Recently, several optimization strategies and models have been presented to analyze water-energy-food interconnections. In this study, a novel optimization model has been proposed to introduce the term water-energy-food-ecosystem nexus integrated with machine learning tools. This approach incorporates conventional and unconventional technologies for resource generation, use, and distribution, taking into account life cycle analysis, nexus security, and economic benefit as objectives toward sustainability. Additionally, it confirms the possibility of exploiting machine learning technologies to predict with high accuracy the results of complex MINLP models without requiring explicit indications as a support function for informed decision-making. The artificial neural network has been evaluated, optimized, and compared in a case study located in Mexico to show the applicability of the proposed approach.
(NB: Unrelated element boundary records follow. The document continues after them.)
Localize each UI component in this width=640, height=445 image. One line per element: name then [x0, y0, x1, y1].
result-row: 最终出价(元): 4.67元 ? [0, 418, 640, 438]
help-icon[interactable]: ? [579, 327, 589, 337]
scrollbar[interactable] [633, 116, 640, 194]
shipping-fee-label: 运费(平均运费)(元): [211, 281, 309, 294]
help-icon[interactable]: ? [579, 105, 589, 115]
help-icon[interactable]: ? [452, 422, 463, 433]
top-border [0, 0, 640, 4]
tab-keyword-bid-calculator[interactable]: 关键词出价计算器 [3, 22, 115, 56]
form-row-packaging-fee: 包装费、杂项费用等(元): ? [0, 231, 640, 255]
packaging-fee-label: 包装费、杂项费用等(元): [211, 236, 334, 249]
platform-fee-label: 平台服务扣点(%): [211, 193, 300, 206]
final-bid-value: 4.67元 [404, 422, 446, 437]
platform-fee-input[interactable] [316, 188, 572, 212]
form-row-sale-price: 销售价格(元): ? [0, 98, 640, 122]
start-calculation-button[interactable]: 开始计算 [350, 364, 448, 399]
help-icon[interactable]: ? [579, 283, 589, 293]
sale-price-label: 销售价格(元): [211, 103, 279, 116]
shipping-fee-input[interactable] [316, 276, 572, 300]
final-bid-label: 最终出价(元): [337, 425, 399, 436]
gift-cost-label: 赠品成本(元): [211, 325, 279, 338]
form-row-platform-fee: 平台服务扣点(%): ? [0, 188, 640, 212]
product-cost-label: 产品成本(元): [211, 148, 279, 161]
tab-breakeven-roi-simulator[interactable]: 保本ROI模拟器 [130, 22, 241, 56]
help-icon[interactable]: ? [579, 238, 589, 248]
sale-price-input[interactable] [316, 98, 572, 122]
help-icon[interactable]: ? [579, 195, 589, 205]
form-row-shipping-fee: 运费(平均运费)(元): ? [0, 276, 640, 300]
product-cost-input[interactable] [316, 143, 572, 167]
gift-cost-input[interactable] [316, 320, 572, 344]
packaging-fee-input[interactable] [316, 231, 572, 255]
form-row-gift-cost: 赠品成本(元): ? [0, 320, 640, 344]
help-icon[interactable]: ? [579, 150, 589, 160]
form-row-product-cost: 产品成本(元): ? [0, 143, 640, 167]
The nexus has been evaluated to determine the resilience of the system in the years 2020, 2022, 2025, 2030, and 2040. The results obtained when investigating the accuracy of the neural network model revealed a high prediction accuracy for the three objective functions, with values above 0.99 for the coefficient of determination and below 0.0007 for the mean square error. The 2020 compromise solution presents better trade-offs among the three objectives than the ones reported in the literature. Finally, by 2040, a significant increase in the environmental impact of 50% over the emissions generated in 2022 is found. While the security index indicates a severe scenario for water scarcity in the future.